Peel back the layers of sporting dreams across the cities of Jakarta and Palembang this past fortnight and hidden underneath are the real stories of the 2011 SEA Games.
Everywhere in the world’s fourth most populous country, its people mourned on Monday night as their football team fell at the final hurdle.
They had won more gold medals than anyone else but lost the only one that mattered to this football-mad nation.
Yet defeat has not diminished the role of Papua pair Patrich Wanggai and Titus Bonai. They scored goals but more importantly, became symbols of a brighter future for their country, which has had to deal with violence and unrest between ethnic Papuans and other groups.
The Thais meanwhile, have had their own distractions as athletes and officials agonise over their families battling the floods back home.
Incredibly, the tragedy has not stopped them from winning. Instead, it has become their motivation, spurring the likes of 16-year-old Chawannooch Salubluek to swim faster as she sought to inspire her fellow Thais rebuilding her broken country and home.
This Games has also unveiled the different faces of courage. It shone determinedly on Fu Mingtian’s sweaty features inside a claustrophobic hall as she discovered within herself an inner strength she had never acknowledged before.
It reverberated too, all over the waters of Lake Cipule, in a single scream by Stephenie Chen as she and kayak partner Suzanne Seah found redemption.
And again it was there, buried in a plucky grandmother’s tears as Tan Yoke Lan refused to allow Stage Two breast cancer to control of her life.
As always, with athletes in the pursuit of greatness, they fought not just their opponents, but themselves and history as well.
An eight-year-old girl showed age was just a number as she twisted and spun her way to a gold medal. But for mixed kempo pair Julianto Perreira and Dorceyana Borges and their country of Timor Leste, numbers were all that mattered as they were starting from zero.

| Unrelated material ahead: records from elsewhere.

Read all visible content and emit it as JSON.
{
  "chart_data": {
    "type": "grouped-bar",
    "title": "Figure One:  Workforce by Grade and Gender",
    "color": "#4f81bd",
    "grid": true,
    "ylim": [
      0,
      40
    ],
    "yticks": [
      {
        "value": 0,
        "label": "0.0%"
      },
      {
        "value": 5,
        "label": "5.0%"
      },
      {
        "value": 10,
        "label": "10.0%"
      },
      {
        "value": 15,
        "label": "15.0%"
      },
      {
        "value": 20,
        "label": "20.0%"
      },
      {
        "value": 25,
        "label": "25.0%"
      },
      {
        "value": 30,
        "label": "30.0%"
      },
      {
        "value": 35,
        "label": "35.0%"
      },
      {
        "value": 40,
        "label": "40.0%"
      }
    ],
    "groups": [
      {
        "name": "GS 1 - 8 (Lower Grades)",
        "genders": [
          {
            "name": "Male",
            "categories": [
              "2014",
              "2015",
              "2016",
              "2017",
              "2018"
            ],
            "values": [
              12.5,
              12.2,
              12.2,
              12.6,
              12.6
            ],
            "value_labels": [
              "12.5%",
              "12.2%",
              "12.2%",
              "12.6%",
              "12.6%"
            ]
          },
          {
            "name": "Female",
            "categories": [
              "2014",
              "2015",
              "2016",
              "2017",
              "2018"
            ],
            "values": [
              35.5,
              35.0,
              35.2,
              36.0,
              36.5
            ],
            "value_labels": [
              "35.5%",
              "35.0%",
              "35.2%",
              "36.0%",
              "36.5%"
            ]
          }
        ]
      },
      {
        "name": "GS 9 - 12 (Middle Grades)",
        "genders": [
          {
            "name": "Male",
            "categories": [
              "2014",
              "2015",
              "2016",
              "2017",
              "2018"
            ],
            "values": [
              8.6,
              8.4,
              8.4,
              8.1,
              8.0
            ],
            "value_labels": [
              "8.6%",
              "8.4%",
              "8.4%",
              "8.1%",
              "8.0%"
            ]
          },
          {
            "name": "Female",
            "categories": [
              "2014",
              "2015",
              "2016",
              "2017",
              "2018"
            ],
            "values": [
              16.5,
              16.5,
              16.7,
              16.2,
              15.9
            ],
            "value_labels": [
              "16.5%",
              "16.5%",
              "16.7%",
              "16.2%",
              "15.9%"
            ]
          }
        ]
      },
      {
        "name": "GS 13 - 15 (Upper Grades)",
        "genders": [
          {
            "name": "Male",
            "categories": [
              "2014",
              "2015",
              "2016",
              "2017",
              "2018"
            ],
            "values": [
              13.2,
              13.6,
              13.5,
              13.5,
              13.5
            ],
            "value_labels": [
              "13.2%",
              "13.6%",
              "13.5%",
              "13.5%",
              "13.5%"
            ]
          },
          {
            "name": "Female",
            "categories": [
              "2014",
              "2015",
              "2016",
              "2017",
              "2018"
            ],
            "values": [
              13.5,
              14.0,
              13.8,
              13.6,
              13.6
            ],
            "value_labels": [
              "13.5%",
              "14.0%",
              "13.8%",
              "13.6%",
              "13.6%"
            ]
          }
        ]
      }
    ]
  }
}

Since 2003, the country has not had a gold at the Games. That changed on Sunday, prompting one official to say: "It is like a dream to see our athletes winning a gold medal. But this is not a dream, it is real."
The 26th Games has ended, and many athletes will return home to a hero's welcome while more will disappear silently into the faceless airport crowd.
Their stories however, will remain with us.